FP8 Best Practices

This repository’s FP8 path is useful, but it is not a universal replacement for higher-precision execution.

Where FP8 fits well

matrix-multiplication-heavy inference paths,
projection layers where moderate quantization error is acceptable,
memory-sensitive inference workloads.

Where to stay cautious

normalization steps,
numerically fragile output heads,
any path where you have not compared against an FP16 or BF16 baseline.

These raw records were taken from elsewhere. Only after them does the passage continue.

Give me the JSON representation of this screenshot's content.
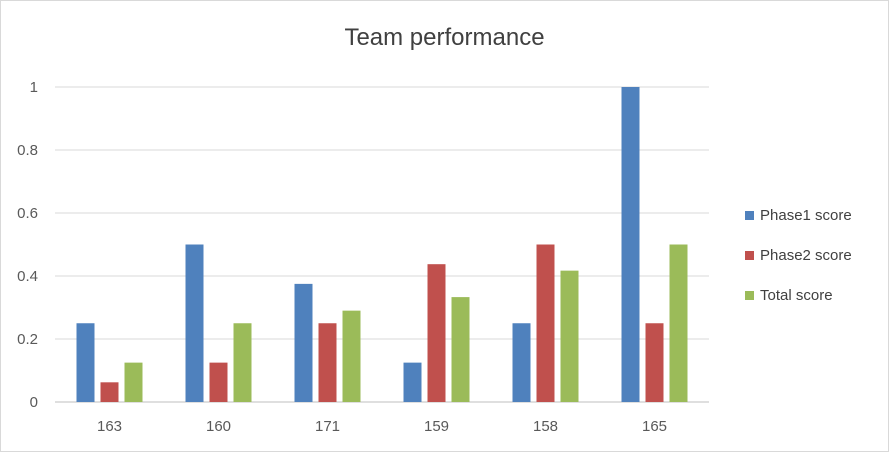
{
  "chart_data": {
    "type": "bar",
    "title": "Team performance",
    "categories": [
      "163",
      "160",
      "171",
      "159",
      "158",
      "165"
    ],
    "series": [
      {
        "name": "Phase1 score",
        "values": [
          0.25,
          0.5,
          0.375,
          0.125,
          0.25,
          1.0
        ],
        "color": "#4F81BD"
      },
      {
        "name": "Phase2 score",
        "values": [
          0.0625,
          0.125,
          0.25,
          0.4375,
          0.5,
          0.25
        ],
        "color": "#C0504D"
      },
      {
        "name": "Total score",
        "values": [
          0.125,
          0.25,
          0.29,
          0.333,
          0.417,
          0.5
        ],
        "color": "#9BBB59"
      }
    ],
    "ylim": [
      0,
      1
    ],
    "yticks": [
      "0",
      "0.2",
      "0.4",
      "0.6",
      "0.8",
      "1"
    ],
    "grid": true,
    "legend_position": "right"
  }
}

Prefer explicit validation

When you introduce FP8 into a new workload, compare against a higher-precision baseline:

import torch
from triton_ops import fp8_gemm

a = torch.randn(256, 512, device="cuda", dtype=torch.float16) * 0.02
b = torch.randn(512, 256, device="cuda", dtype=torch.float16) * 0.02

fp16_out = torch.matmul(a, b)
fp8_out = fp8_gemm(a, b)

rel_error = (fp8_out.float() - fp16_out.float()).abs() / (fp16_out.float().abs() + 1e-6)
print(rel_error.mean().item())

Automatic vs explicit quantization

Automatic quantization

Use:

out = fp8_gemm(a, b)

This is the shortest path and is usually a good starting point.

Explicit quantization

Use:

from triton_ops import quantize_fp8, fp8_gemm

a_fp8, a_scale = quantize_fp8(a)
b_fp8, b_scale = quantize_fp8(b)
out = fp8_gemm(a_fp8, b_fp8, a_scale, b_scale)

This is useful when:

you want to reuse quantized tensors,
you want visibility into scale values,
you want to control when quantization happens.

Overflow handling

The overflow helper is not part of the root-package export list.

from triton_ops.kernels.fp8_quantize import quantize_fp8_with_overflow_handling

Use it when you expect extreme ranges and want retry-based scale reduction before failing with NumericalOverflowError.

Integration advice for `FP8Linear`

FP8Linear caches quantized weights after the first forward. That is a strong fit for inference-oriented code, but it means you should be careful about using it in training loops where weights continue to update.

Rule of thumb

Keep the numerically sensitive boundaries in higher precision.
Use FP8 where the memory and throughput trade-off is actually paying off.
Always measure the model- or workload-level impact, not only the isolated kernel result.